O mês de junho fechou com chave de ouro em diversas capitais do país onde movimentos sociais e centrais sindicais se mobilizaram contra o avanço das reformas temerárias do atual governo. Nesse post, uma reportagem sobre o dia de greve em Florianópolis, discutindo a importância das atividades na nossa capital e a unidade do movimento, e a cobertura do ato publicada nas redes sociais do Estopim.

 

| O que é pior: o trânsito parado, ou a relação libidinosa do governo e da elite? |


Esquerda articula e participa de manifestações em conjunto em Florianópolis, mas diverge sobre condução dos atos  

 

Florianópolis é uma capital bastante afastada do centro do poder político do país. No entanto, possui um movimento social e de esquerda bastante ativo, que há anos ocupa as ruas e soma voz contra um Cunha aqui, um Temer ali, uma retirada de direitos acolá. Mas, apesar da frequente ocupação das ruas, o movimento não cresce em adeptos e a capital catarinense está longe de ser vista como progressista.

 

Sem conseguir gerar compreensão entre as camadas da população que defende, os movimentos sociais, ainda assim, organizam novas manifestações. A população, por sua vez, se indigna com os efeitos do trânsito parado que eventualmente impede sua circulação pela cidade e critica quem adere a greve. Enquanto esse pensamento prevalece, a ação repressora da Polícia Militar tem respaldo e o governo mantém a política vigente: retirada de direitos e massacre aos mais pobres.

 

Em Florianópolis, a banalização da violência policial é uma realidade crescente. Na greve geral de 30 de junho, durante intervenção no acesso a ponte Pedro Ivo logo pela manhã, a repressão foi a alternativa para dispersar a ação popular. Um integrante da Rede de Resistências e Lutas Populares e do Movimento Passe Livre, que preferiu não se identificar, foi atingido por um tiro de bala de borracha na boca e precisou levar quatro pontos para cobrir o ferimento. Além dele, outros três sofreram lesão depois da ação da PM.

 

“Estou aqui contra as ‘reformas’ trabalhista e da previdência. Também contra toda perda de direitos causada pelo avanço neoliberal. Inclusive, considero Temer elemento secundário”, relata o manifestante. Ele conta ainda que já foi agredido em outros atos por bala de borracha e por golpes de cacetete. Apesar disso, não cogita a possibilidade de abandonar os movimentos de rua e a militância.

 

Segundo o presidente do PT de Florianópolis, Carlos Eduardo, os movimentos de rua aqui na capital e a adesão das pessoas são indispensáveis, porque as decisões que ocorrem em Brasília têm reflexo no país inteiro.

 

“O Brasil tem imenso território e as medidas que estão sendo adotadas pelo governo ilegítimo, que tem como objetivo transferir o ônus da crise aos trabalhadores empregados e desempregados, desarticular a soberania do país e entregar nossas riquezas aos oligopólios internacionais, impor a vergonhosa condição de país subdesenvolvido, tais medidas, apesar de decididas em Brasília, afetam principalmente as camadas populares de todo o país, inclusive aqui em Florianópolis”, ressalta Carlos Eduardo.

 

Unidade não prevalece nos atos de rua em Florianópolis

 

Não é uma novidade. Muito antes da consolidação do golpe contra Dilma Rousseff, a esquerda se une em manifestações nas ruas de Florianópolis para defender direitos e questionar os rumos da política no país e seus impactos em toda população. Esta unidade, entretanto, tem seus limites e o ato da última sexta-feira, 30 de junho, dia de Greve Geral, deixou mostras disso.

 

São situações que revelam disparidades de visões e ideais de mundo quando o assunto é política e organização social e, por conseguinte, na forma como os atos devem ser conduzidos.
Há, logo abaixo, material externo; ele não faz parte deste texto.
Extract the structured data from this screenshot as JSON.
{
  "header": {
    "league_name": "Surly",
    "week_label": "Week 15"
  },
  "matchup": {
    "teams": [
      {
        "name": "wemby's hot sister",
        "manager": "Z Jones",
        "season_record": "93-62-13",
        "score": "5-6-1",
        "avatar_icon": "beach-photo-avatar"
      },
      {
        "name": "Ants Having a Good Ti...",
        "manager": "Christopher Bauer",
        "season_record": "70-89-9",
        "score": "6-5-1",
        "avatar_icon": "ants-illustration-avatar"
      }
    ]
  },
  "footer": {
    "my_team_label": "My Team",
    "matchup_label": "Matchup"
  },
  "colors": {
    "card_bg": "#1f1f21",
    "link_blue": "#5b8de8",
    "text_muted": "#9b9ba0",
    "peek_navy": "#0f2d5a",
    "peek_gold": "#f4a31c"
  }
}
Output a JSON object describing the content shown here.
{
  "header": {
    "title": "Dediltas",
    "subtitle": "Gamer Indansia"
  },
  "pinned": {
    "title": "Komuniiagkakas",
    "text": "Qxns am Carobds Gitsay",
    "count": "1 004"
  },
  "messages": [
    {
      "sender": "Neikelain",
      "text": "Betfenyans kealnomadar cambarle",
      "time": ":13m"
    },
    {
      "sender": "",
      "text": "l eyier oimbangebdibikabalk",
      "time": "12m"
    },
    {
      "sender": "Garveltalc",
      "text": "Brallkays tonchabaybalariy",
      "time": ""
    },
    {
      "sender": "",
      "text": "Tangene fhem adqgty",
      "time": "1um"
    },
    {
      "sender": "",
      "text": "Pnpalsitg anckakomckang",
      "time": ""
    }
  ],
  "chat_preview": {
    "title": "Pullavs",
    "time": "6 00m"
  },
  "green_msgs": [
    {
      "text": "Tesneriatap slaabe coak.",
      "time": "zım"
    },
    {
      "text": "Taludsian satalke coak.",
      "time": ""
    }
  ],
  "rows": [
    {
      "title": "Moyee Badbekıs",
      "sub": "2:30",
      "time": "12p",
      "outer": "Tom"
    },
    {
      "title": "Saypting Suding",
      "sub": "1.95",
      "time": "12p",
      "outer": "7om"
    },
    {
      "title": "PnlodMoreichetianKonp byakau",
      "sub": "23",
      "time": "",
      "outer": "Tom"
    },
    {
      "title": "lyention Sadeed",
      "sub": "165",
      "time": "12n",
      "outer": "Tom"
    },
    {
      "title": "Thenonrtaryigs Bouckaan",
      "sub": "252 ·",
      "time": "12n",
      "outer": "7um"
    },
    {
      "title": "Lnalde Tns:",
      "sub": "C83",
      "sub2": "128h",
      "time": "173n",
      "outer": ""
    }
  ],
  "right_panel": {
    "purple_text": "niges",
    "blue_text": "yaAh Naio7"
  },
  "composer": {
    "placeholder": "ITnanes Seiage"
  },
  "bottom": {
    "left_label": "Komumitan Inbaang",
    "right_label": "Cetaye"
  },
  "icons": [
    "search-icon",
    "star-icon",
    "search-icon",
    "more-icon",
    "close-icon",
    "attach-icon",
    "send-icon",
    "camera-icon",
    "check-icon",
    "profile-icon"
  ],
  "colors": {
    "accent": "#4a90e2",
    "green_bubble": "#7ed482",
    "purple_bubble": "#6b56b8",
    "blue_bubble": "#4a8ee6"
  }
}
Uns preferem o acordo do trajeto com a Polícia Militar, outros, entendem que é preciso agir de forma mais radicalizar para atingir outros efeitos.

 

Quando deixa o ideário político adormecido, diferentes grupos de esquerda constroem movimentos de rua em conjunto e na organização da última Greve Geral não foi diferente. Entendendo a importância da ocupação das ruas, centrais sindicais, movimentos sociais e frentes de lutas se dividiram nas estratégias de divulgação da greve, tentando contato direto com a população em ações, como panfletagem em portas de fábricas, em institutos de educação, nos terminais de ônibus, nos bairros da cidade e concedendo entrevistas à imprensa.

 

No meio do ato na última sexta, entretanto, um terço dos manifestantes que conduziam o ato na dianteira seguiu em direção a Mauro Ramos, enquanto os demais seguiram o percurso em direção à Praça XV. O racha durou aproximadamente dez minutos, até que os dois grupos se uniram novamente para seguir o ato.

 

 

Na interpretação do presidente municipal do PT, Carlos Eduardo, o caso da última sexta-feira não configura um racha, pois o grupo que pretendia seguir outro trajeto retornou. Cadu diz ainda que atos, greves, e manifestações são organizados por várias entidades e movimentos e a unidade requer um exercício extraordinário de diálogo e compreensão de unidade na ação.

 

“O que acontece às vezes é que temos uma diversidade muito grande de pessoas e até mesmo coletivos, que buscam o mesmo objetivo, porém, com interpretações diferentes de métodos de organização. Mesmo acordado na coordenação que a trajetória era a caminhada pelo centro da cidade, uma parte não muito expressiva, entretanto com muita energia e vontade de estar na luta, perfilados à frente da caminhada, expressando sua intencionalidade de mudar o trajeto, não obtiveram o respaldo do grande público e após negociações juntaram-se novamente na caminhada.” avalia Cadu.

 

Presença cativa nas recentes manifestações da cidade, o carro de som tem a finalidade de organizar o ato, dar identidade, auxiliar o conjunto das pessoas em trajetos, e em casos de risco a segurança, e expressar o intuito da manifestação à população em geral. Entretanto, tem sido alvo de considerações nem tão graciosas e pivô de divergências entre manifestantes. Enquanto uns entendem como um importante instrumento estratégico e de difusão de ideias, outros se desagradam de algumas visões ali difundidas.

 

“Acho que o carro de som não é e nem deve ser o “x” da questão, o que estamos enfrentando é o derretimento em passos largos do Estado Democrático de Direitos e a perda cada vez maior da dignidade das pessoas que têm apenas como opção de sobrevivência a venda da sua força de trabalho. Um carro de som está muito além de ser um problema; apesar disso, este precisa ter uma finalidade bastante producente. Quando o carro de som não garantir tais finalidades, aí sim a organização precisa rever a metodologia do caminhão, o que não quer dizer que ele não tenha que estar presente”, defende Cadu.

 

O presidente municipal do PT faz uma avaliação positiva do dia de greve. Para ele, apesar da greve do dia 28 de abril ter sido maior, a preparação desta foi mais consistente. Cadu acredita que o alto índice de desemprego intimida os trabalhadores que receiam sofrer alguma forma de chantagem dos patrões se aderissem a greve.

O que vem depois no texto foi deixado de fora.